Fluid Preservation

I’ll be travelling back up to Manchester today from London, but I just spent the last four days on Simon Moore‘s incredible Fluid Preservation Course at the Horniman Museum and Gardens. The course consisted of lectures, practical demonstrations and the basics on how to rehydrate, fix and preserve specimens. I won’t go into great detail about the practicalities of the course, as it was a lot of information to take in and the best way to learn really is to go on the course!

We had a lecture in the morning every day before heading to the conservation lab to work on our specimens. Lectures covered the history of fluid collections, fixation, historical sealants, how to mount pelagic specimens, botanical preservatives, label ink, problems with contaminants and testing fluid. On our first day we were told to choose two specimens from a selection that had been brought up from storage. All the specimens were completely dehydrated and in need of TLC. I chose a chameleon and a porcupine fish.

The first thing we needed to do was rehydrate the specimens. They were placed in a solution of Decon-90 and placed on a hotplate, where they were kept at a low temperature. My chameleon was a dull, nondescript grey when I started out, but as he slowly absorbed the Decon-90 he began to take on a pink colour.

By the time he was ready, he was a lovely purple colour!

My porcupine fish didn’t have quite such a dramatic colour change, but it did swell up a bit. Next I injected both the chameleon and fish with a fixative of Formalin. The specimens were also left overnight in the formalin. The following day I started the Porcupine fish on an “alcohol ladder”- this is where the specimen is slowly brought up in increasing strengths of alcohol solution, finally being preserved in 80% alcohol.

The Chameleon was a different matter. First, its eyes were rather sunken after being dried up for so long, so at Simon’s suggestion I removed them and placed a gelatin pocket behind each one. This gave the reattached eyes the appearance of looking more natural.

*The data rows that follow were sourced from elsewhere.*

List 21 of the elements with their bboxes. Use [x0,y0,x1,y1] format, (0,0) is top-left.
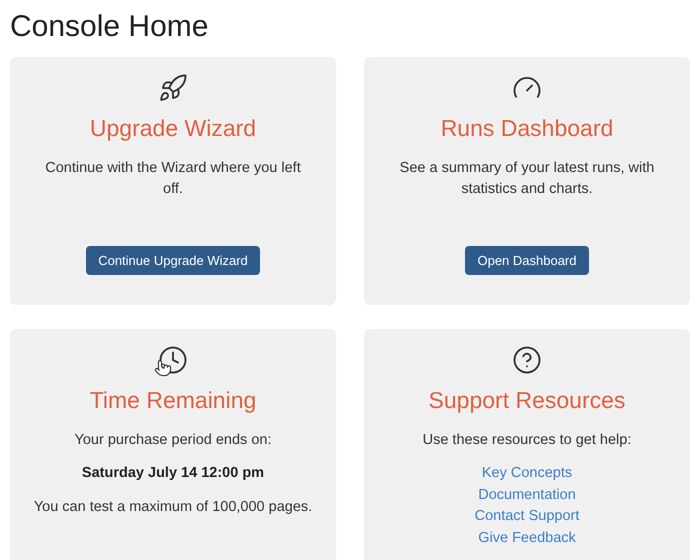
card-description: Use these resources to get help: [422,430,632,450]
rocket-icon [158,73,188,103]
info-text: You can test a maximum of 100,000 pages. [34,498,312,517]
card-title: Time Remaining [90,386,256,415]
action-button[interactable]: Continue Upgrade Wizard [86,246,260,275]
end-date: Saturday July 14 12:00 pm [82,464,264,484]
page-title: Console Home [10,9,210,45]
card-description: Continue with the Wizard where you left off. [44,158,302,198]
help-icon [512,345,542,375]
action-button[interactable]: Open Dashboard [465,246,588,275]
card-title: Runs Dashboard [440,114,614,143]
resource-link[interactable]: Give Feedback [478,528,576,550]
card-title: Support Resources [428,386,626,415]
resource-link[interactable]: Contact Support [474,506,580,528]
info-text: Your purchase period ends on: [74,430,272,450]
card-title: Upgrade Wizard [90,114,256,143]
resource-link[interactable]: Documentation [478,484,576,506]
hand-pointer-icon [154,359,172,377]
clock-icon [158,345,188,375]
resource-link[interactable]: Key Concepts [482,463,572,485]
card-description: See a summary of your latest runs, with statistics and charts. [398,158,656,198]
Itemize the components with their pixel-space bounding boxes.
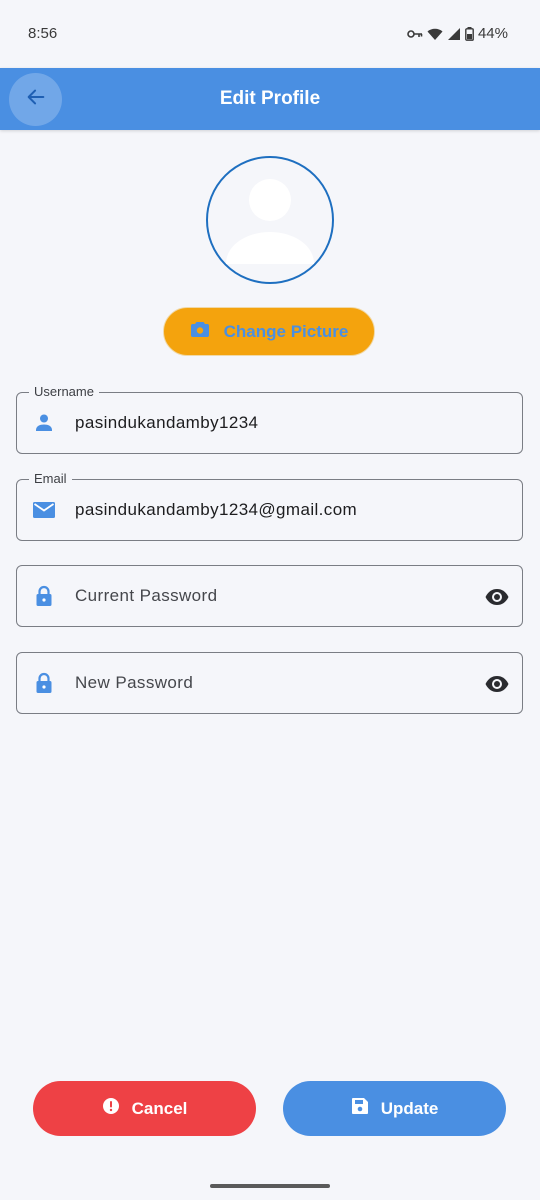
update-button[interactable]: Update [283, 1081, 506, 1136]
eye-icon[interactable] [484, 584, 510, 610]
username-label: Username [29, 384, 99, 400]
status-bar: 8:56 44% [0, 0, 540, 68]
battery-icon [465, 26, 474, 41]
username-input[interactable]: pasindukandamby1234 [75, 413, 258, 433]
wifi-icon [427, 27, 443, 41]
current-password-field[interactable]: Current Password [16, 565, 523, 627]
camera-icon [190, 320, 210, 343]
person-placeholder-icon [208, 158, 332, 282]
status-time: 8:56 [28, 25, 58, 42]
avatar[interactable] [206, 156, 334, 284]
signal-icon [447, 27, 461, 41]
cancel-button[interactable]: Cancel [33, 1081, 256, 1136]
change-picture-label: Change Picture [223, 321, 349, 341]
new-password-field[interactable]: New Password [16, 652, 523, 714]
mail-icon [32, 498, 56, 522]
cancel-label: Cancel [131, 1098, 188, 1118]
email-field[interactable]: Email pasindukandamby1234@gmail.com [16, 471, 523, 541]
lock-icon [32, 584, 56, 608]
battery-level: 44% [477, 25, 508, 42]
home-indicator[interactable] [210, 1184, 330, 1188]
eye-icon[interactable] [484, 671, 510, 697]
update-label: Update [380, 1098, 439, 1118]
change-picture-button[interactable]: Change Picture [163, 307, 375, 356]
email-input[interactable]: pasindukandamby1234@gmail.com [75, 500, 357, 520]
new-password-input[interactable]: New Password [75, 673, 193, 693]
username-field[interactable]: Username pasindukandamby1234 [16, 384, 523, 454]
status-icons: 44% [407, 25, 508, 42]
save-icon [351, 1097, 369, 1120]
person-icon [32, 411, 56, 435]
alert-icon [102, 1097, 120, 1120]
edit-profile-screen: 8:56 44% Edit Profile Change Picture Use… [0, 0, 540, 1200]
page-title: Edit Profile [219, 88, 321, 109]
email-label: Email [29, 471, 72, 487]
key-icon [407, 28, 423, 40]
current-password-input[interactable]: Current Password [75, 586, 217, 606]
lock-icon [32, 671, 56, 695]
app-bar: Edit Profile [0, 68, 540, 130]
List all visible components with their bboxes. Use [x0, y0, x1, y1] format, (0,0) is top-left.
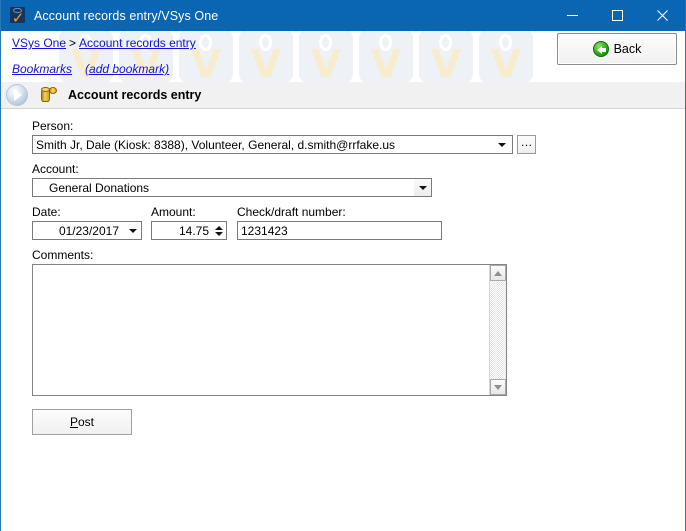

The chameleon was then placed in 5% formalin. I used formalin rather than alcohol for this specimen because formalin preserves colour better. I then used a large curved needle to thread some monofilament through the specimen so I could tie it to a glass backing plate. (We also had practical demonstrations on how to cut glass, drill glass, grind glass and seal glass jars.)

Here I am adjusting my chameleon’s new label:

Another great thing about the course was meeting new people and seeing old friends. Here’s my museum buddy Rachel Jennings working on a tree frog specimen:

I also worked on a sea slug and small octopus. The following are some before and after pics of the specimens
Before:

Backing plate:

After:

Before:

After:

Before:

After:

Hope you enjoyed this post! I highly recommend going on the course if you’re interested in caring for spirit collections.